Now let ${\cal C}(y|x) = \bigcup_z \;{\cal C}(y,z|x)$.  In the HMM example ${\cal C}(y|x)$ is the set of all edges in the HMM trellis while ${\cal C}(z,y|x)$ is one particular path through the trellis.  Also let $1((Q\leadsto j) \in {\cal C}(z,y|x))$ be the indicator function that the choice $Q \leadsto j$ occurs when generating $(z,y)$ from $x$. We can now rewrite (5) as

$\nabla_\Theta \ln P_\Theta(y|x) = \sum_{(Q \leadsto j) \in{\cal C}(y|x)} \left(E_{z \sim P_\Theta(z|x,y)} \; 1((Q \rightarrow j)\in{\cal C}(y,z|x))\right)\; \nabla_\Theta\;\ln P_\Theta(j|Q)$

The expectation $E_z 1((Q \leadsto j) \in {\cal C}(y,z|x))$ are assumed to be computable by dynamic programming.  In the HMM example these are the edge probabilities in the HMM lattice.

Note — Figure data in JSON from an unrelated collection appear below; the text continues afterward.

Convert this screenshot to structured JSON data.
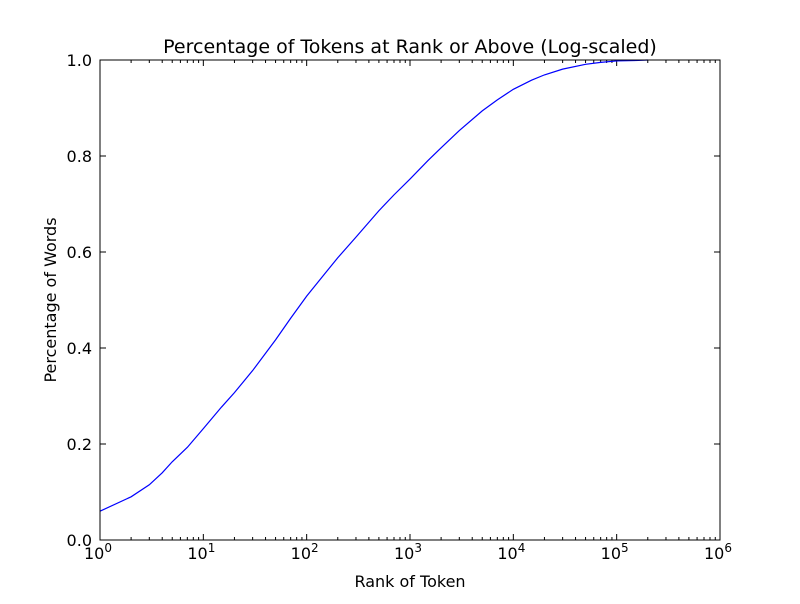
{
  "chart_data": {
    "type": "line",
    "title": "Percentage of Tokens at Rank or Above (Log-scaled)",
    "xlabel": "Rank of Token",
    "ylabel": "Percentage of Words",
    "x_scale": "log",
    "xlim": [
      1,
      1000000
    ],
    "ylim": [
      0.0,
      1.0
    ],
    "grid": false,
    "x_ticks": [
      {
        "base": "10",
        "exp": "0",
        "value": 1
      },
      {
        "base": "10",
        "exp": "1",
        "value": 10
      },
      {
        "base": "10",
        "exp": "2",
        "value": 100
      },
      {
        "base": "10",
        "exp": "3",
        "value": 1000
      },
      {
        "base": "10",
        "exp": "4",
        "value": 10000
      },
      {
        "base": "10",
        "exp": "5",
        "value": 100000
      },
      {
        "base": "10",
        "exp": "6",
        "value": 1000000
      }
    ],
    "y_ticks": [
      "0.0",
      "0.2",
      "0.4",
      "0.6",
      "0.8",
      "1.0"
    ],
    "series": [
      {
        "color": "#0000ff",
        "x": [
          1,
          2,
          3,
          4,
          5,
          7,
          10,
          15,
          20,
          30,
          50,
          70,
          100,
          150,
          200,
          300,
          500,
          700,
          1000,
          1500,
          2000,
          3000,
          5000,
          7000,
          10000,
          15000,
          20000,
          30000,
          50000,
          70000,
          100000,
          150000,
          200000
        ],
        "y": [
          0.06,
          0.09,
          0.115,
          0.14,
          0.163,
          0.193,
          0.232,
          0.277,
          0.307,
          0.353,
          0.417,
          0.462,
          0.508,
          0.555,
          0.588,
          0.631,
          0.686,
          0.719,
          0.752,
          0.791,
          0.817,
          0.853,
          0.894,
          0.917,
          0.939,
          0.958,
          0.969,
          0.981,
          0.991,
          0.995,
          0.998,
          0.999,
          1.0
        ]
      }
    ]
  }
}
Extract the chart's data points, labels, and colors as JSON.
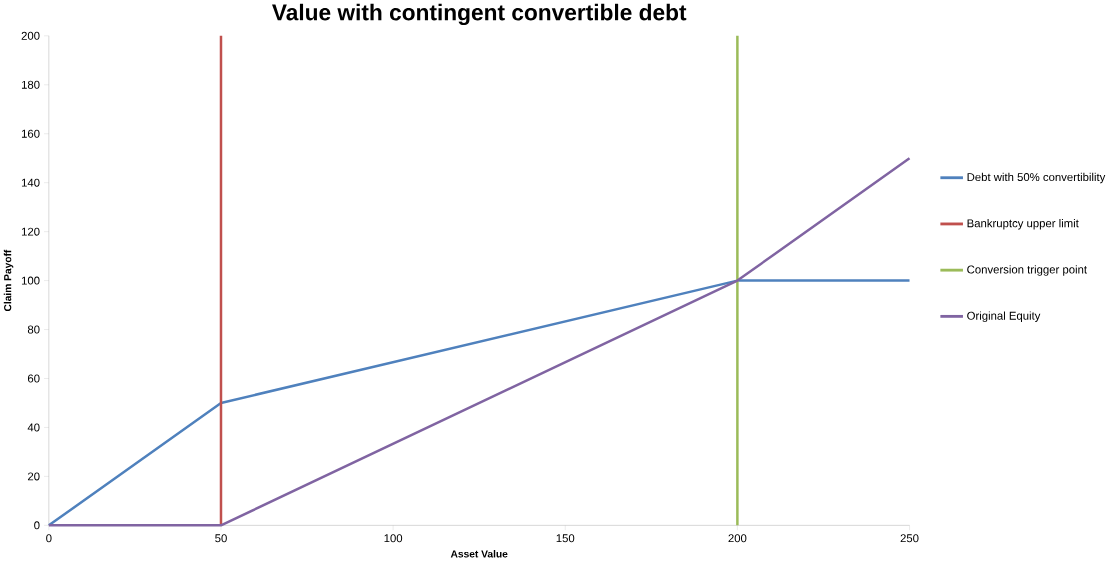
{
  "chart_data": {
    "type": "line",
    "title": "Value with contingent convertible debt",
    "xlabel": "Asset Value",
    "ylabel": "Claim Payoff",
    "xlim": [
      0,
      250
    ],
    "xticks": [
      0,
      50,
      100,
      150,
      200,
      250
    ],
    "ylim": [
      0,
      200
    ],
    "yticks": [
      0,
      20,
      40,
      60,
      80,
      100,
      120,
      140,
      160,
      180,
      200
    ],
    "grid": false,
    "legend": "right",
    "marker": "none",
    "line_style": "solid",
    "series": [
      {
        "name": "Debt with 50% convertibility",
        "color": "#4f81bd",
        "x": [
          0,
          50,
          200,
          250
        ],
        "values": [
          0,
          50,
          100,
          100
        ]
      },
      {
        "name": "Bankruptcy upper limit",
        "color": "#c0504d",
        "x": [
          50,
          50
        ],
        "values": [
          0,
          200
        ]
      },
      {
        "name": "Conversion trigger point",
        "color": "#9bbb59",
        "x": [
          200,
          200
        ],
        "values": [
          0,
          200
        ]
      },
      {
        "name": "Original Equity",
        "color": "#8064a2",
        "x": [
          0,
          50,
          200,
          250
        ],
        "values": [
          0,
          0,
          100,
          150
        ]
      }
    ]
  }
}
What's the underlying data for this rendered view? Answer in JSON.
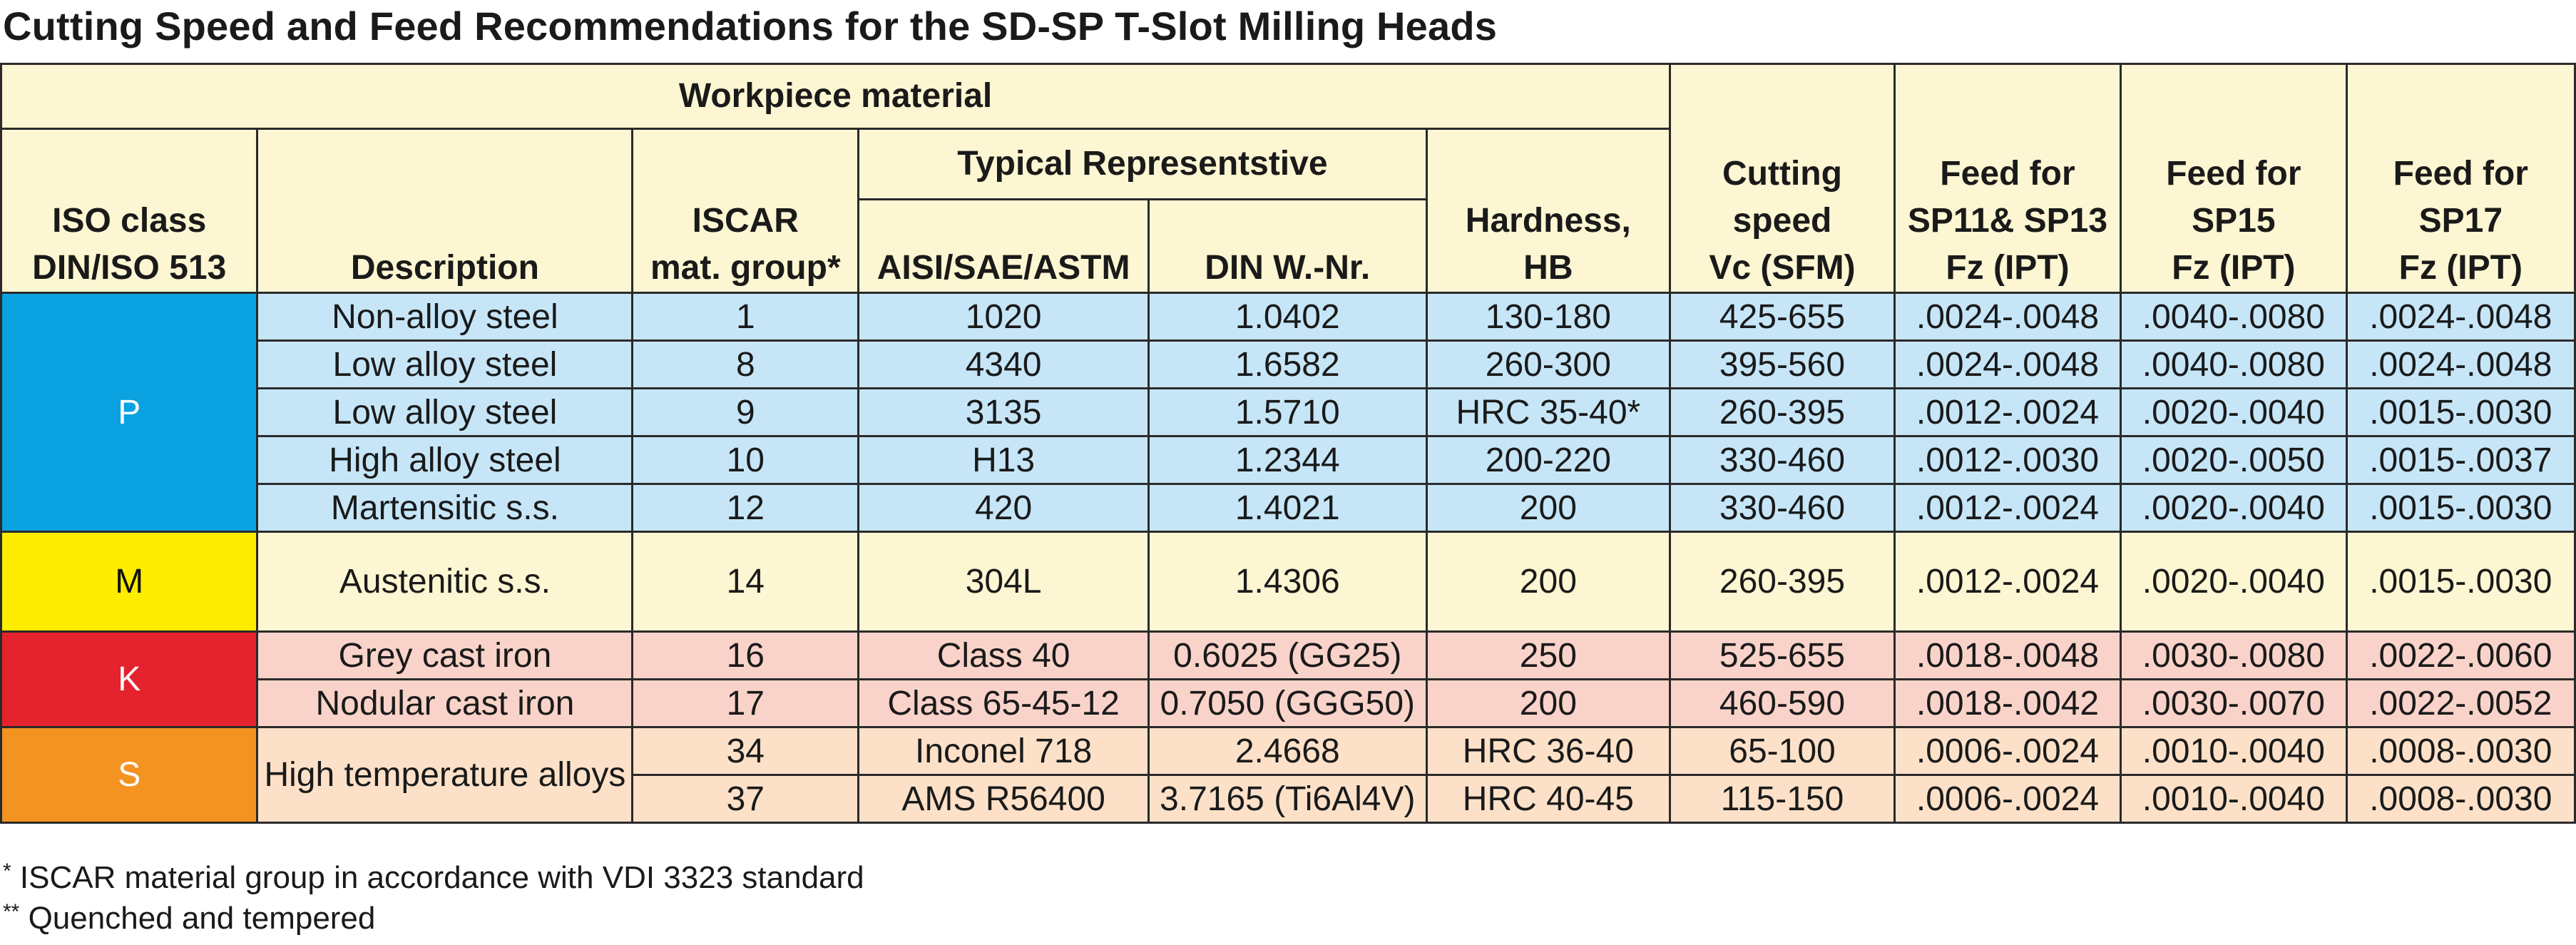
{
  "title": "Cutting Speed and Feed Recommendations for the SD-SP T-Slot Milling Heads",
  "headers": {
    "workpiece_material": "Workpiece material",
    "iso_class": [
      "ISO class",
      "DIN/ISO 513"
    ],
    "description": "Description",
    "iscar_group": [
      "ISCAR",
      "mat. group*"
    ],
    "typical_rep": "Typical Representstive",
    "aisi": "AISI/SAE/ASTM",
    "din": "DIN W.-Nr.",
    "hardness": [
      "Hardness,",
      "HB"
    ],
    "cutting_speed": [
      "Cutting",
      "speed",
      "Vc (SFM)"
    ],
    "feed_sp11_13": [
      "Feed for",
      "SP11& SP13",
      "Fz  (IPT)"
    ],
    "feed_sp15": [
      "Feed for",
      "SP15",
      "Fz (IPT)"
    ],
    "feed_sp17": [
      "Feed for",
      "SP17",
      "Fz (IPT)"
    ]
  },
  "iso_labels": {
    "p": "P",
    "m": "M",
    "k": "K",
    "s": "S"
  },
  "colors": {
    "P": "#0aa2e0",
    "M": "#ffed00",
    "K": "#e5232e",
    "S": "#f39321"
  },
  "rows": [
    {
      "iso": "P",
      "desc": "Non-alloy steel",
      "group": "1",
      "aisi": "1020",
      "din": "1.0402",
      "hardness": "130-180",
      "vc": "425-655",
      "fz1": ".0024-.0048",
      "fz2": ".0040-.0080",
      "fz3": ".0024-.0048"
    },
    {
      "iso": "P",
      "desc": "Low alloy steel",
      "group": "8",
      "aisi": "4340",
      "din": "1.6582",
      "hardness": "260-300",
      "vc": "395-560",
      "fz1": ".0024-.0048",
      "fz2": ".0040-.0080",
      "fz3": ".0024-.0048"
    },
    {
      "iso": "P",
      "desc": "Low alloy steel",
      "group": "9",
      "aisi": "3135",
      "din": "1.5710",
      "hardness": "HRC 35-40*",
      "vc": "260-395",
      "fz1": ".0012-.0024",
      "fz2": ".0020-.0040",
      "fz3": ".0015-.0030"
    },
    {
      "iso": "P",
      "desc": "High alloy steel",
      "group": "10",
      "aisi": "H13",
      "din": "1.2344",
      "hardness": "200-220",
      "vc": "330-460",
      "fz1": ".0012-.0030",
      "fz2": ".0020-.0050",
      "fz3": ".0015-.0037"
    },
    {
      "iso": "P",
      "desc": "Martensitic s.s.",
      "group": "12",
      "aisi": "420",
      "din": "1.4021",
      "hardness": "200",
      "vc": "330-460",
      "fz1": ".0012-.0024",
      "fz2": ".0020-.0040",
      "fz3": ".0015-.0030"
    },
    {
      "iso": "M",
      "desc": "Austenitic s.s.",
      "group": "14",
      "aisi": "304L",
      "din": "1.4306",
      "hardness": "200",
      "vc": "260-395",
      "fz1": ".0012-.0024",
      "fz2": ".0020-.0040",
      "fz3": ".0015-.0030"
    },
    {
      "iso": "K",
      "desc": "Grey cast iron",
      "group": "16",
      "aisi": "Class 40",
      "din": "0.6025 (GG25)",
      "hardness": "250",
      "vc": "525-655",
      "fz1": ".0018-.0048",
      "fz2": ".0030-.0080",
      "fz3": ".0022-.0060"
    },
    {
      "iso": "K",
      "desc": "Nodular cast iron",
      "group": "17",
      "aisi": "Class 65-45-12",
      "din": "0.7050 (GGG50)",
      "hardness": "200",
      "vc": "460-590",
      "fz1": ".0018-.0042",
      "fz2": ".0030-.0070",
      "fz3": ".0022-.0052"
    },
    {
      "iso": "S",
      "desc": "High temperature alloys",
      "group": "34",
      "aisi": "Inconel 718",
      "din": "2.4668",
      "hardness": "HRC 36-40",
      "vc": "65-100",
      "fz1": ".0006-.0024",
      "fz2": ".0010-.0040",
      "fz3": ".0008-.0030"
    },
    {
      "iso": "S",
      "desc": "High temperature alloys",
      "group": "37",
      "aisi": "AMS R56400",
      "din": "3.7165 (Ti6Al4V)",
      "hardness": "HRC 40-45",
      "vc": "115-150",
      "fz1": ".0006-.0024",
      "fz2": ".0010-.0040",
      "fz3": ".0008-.0030"
    }
  ],
  "footnotes": {
    "note1_mark": "*",
    "note1_text": " ISCAR material group in accordance with VDI 3323 standard",
    "note2_mark": "**",
    "note2_text": " Quenched and tempered"
  }
}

CTC: In CTC we are given a sequence $x_1, \ldots, x_T$ (typically acoustic feature vectors sampled at 100 frames per second) and we must output a sequence of symbols (typically letters or phonetic symbols) $y_1, \ldots, y_N$ with $N \leq T$ and typically $N << T$.  More precisely, for network parameters $\Theta$ the model defines $P_\Theta(y_1,\ldots,y_N|x_1,\ldots,x_T)$.  However, in the model there is a latent sequence $\hat{y}_1,\ldots,\hat{y}_T$ where each $\hat{y}_T$ is either an output symbol or the special symbol $\bot$.  The sequence $y_1,\ldots,y_N$ is derived from $\hat{y}_1,\ldots,\hat{y}_T$ by removing the occurrences of $\bot$. The model can be written as

$h_{t+1} = \mathrm{RNNcell}_\Theta(h_t, x_t)$

$P\Theta(\hat{y}_{t+1}|x_1,\ldots,x_t) = P_\Theta(\hat{y}_{t+1}|h_{t+1})$

We can use the EG algorithm to compute the gradient of $\ln P_\Theta(y_1,\ldots,y_N|x_1,\ldots,x_T)$ where EG sums over all possible sequences $\hat{y}_1,\ldots,\hat{y}_T$ that reduce to $y_1,\ldots,y_N$.  I leave it to the reader to work out the details of the dynamic programming table. For the dynamic programming to work it is important that $h_t$ does not depend on the latent sequence $\hat{y}_1,\ldots,\hat{y}_T$.

Footnotes:

1. A week after this post was originally published Gu et al. published a non-autoregressive language model.